WinLoseorDraw has been reading Why We’re Polarized by Ezra Klein. He recommends it, highly. The author re-enforces many of the opinions expressed on this blog with scholarly and professionally conducted research. Imagine that.

WinLoseorDraw found a two page Interlude, located appropriately in the middle of the book (page 135), which summarized what Mr. Klein has written up to that point.

What follows is that two page Interlude, starting with paragraph two and  with parenthetical interjections by WinLoseorDraw:

 The human mind is exquisitely tuned to group affiliation and group difference. It takes almost nothing for us to form a group identity,….. (Mr. Klein has cited studies that show any random separation of people into two non-distinct groups is all that is necessary for a group identity to take hold.) Quote continued: and once that happens, we naturally assume ourselves in competition with other groups. (Also extensively backed up by numerous valid studies) Quote continued: The deeper our commitment to our group becomes, the more determined we become to make sure our group wins. Making matters worse, winning is positional, not material; we often prefer outcomes that are worse for everybody so long as they maximize our group’s advantage over other groups. (As in the current political environment.)

              Quote continued: The parties used to be scrambled, both ideologically and demographically, in ways that curbed their power as identities and lowered the partisan stakes of politics. (Klein is referring to the political environment leading up to and including the 1950’s.) Quote continued: But these ideologically mixed parties were an unstable equilibrium reflecting America’s peculiar, and often abhorrent, racial politics. The success of the civil rights movement, and its alliance with the national Democratic Party, broke the equilibrium, destroyed the Dixiecrat wing of the Democratic Party, and triggered an era of party sorting.

              That sorting has been ideological. Democrat now means liberal and Republican now means conservative in a way that wasn’t true in, say, 1955. The rise in partisanship is, in part, a rational response to the rise of party difference—if the two sides hated and feared each other less fifty years ago, well, that makes sense; they were more similar fifty years ago.

              But that sorting has also been demographic. Today, the parties are sharply split across racial, religious, geographic, cultural, and psychological lines. There are many, many powerful identities lurking in that list, and they are fusing together, stacking atop one another, so a conflict or threat that activates one activates all. And since these mega-identities stretch across so many aspects of our society, they are constantly being activated, and that means they are constantly being reinforced.

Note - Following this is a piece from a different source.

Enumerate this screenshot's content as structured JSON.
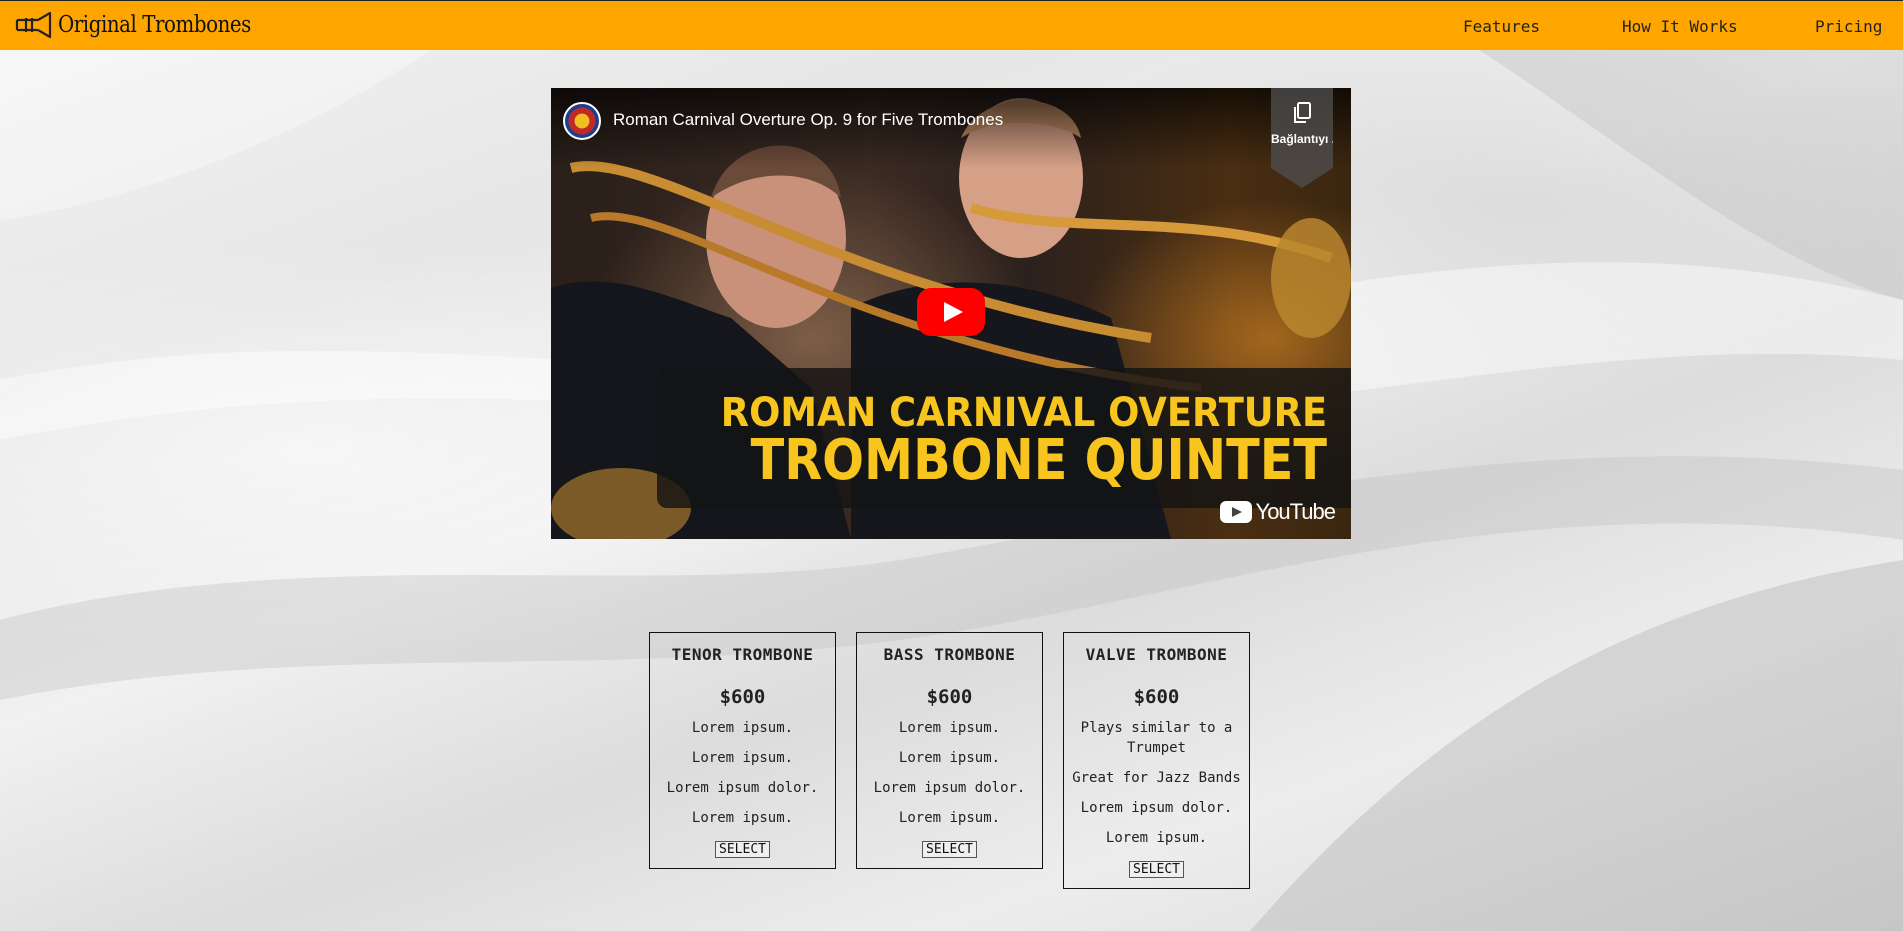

              All this is happening in an era of profound, powerful social change. A majority of infants born today are non-white. The fastest-growing religious identity is no religious identity at all. Women make up majorities on college campuses. Soon, a record proportion of America’s population will be foreign born. Groups that are rising in power want their needs reflected in politics and culture, groups that feel themselves losing power want to protect the status and privileges they’ve had, and this ve had, and this conflict is sorting itself neatly into two parties. Obama’s presidency was an example of the younger, more diverse coalition taking power; Trump’s presidency represented (or represents) the older, whiter coalition taking it back.

              (Skipping part of the next to last paragraph and continuing the quote): I want to show the feedback loop of polarization: institutions polarize to appeal to a more polarized public, which further polarizes the public, which forces the institutions to polarize further, and so on.

              Polarization isn’t something that happened to American politics. It’s something that’s happening to American politics. And it’s getting worse. (End quote).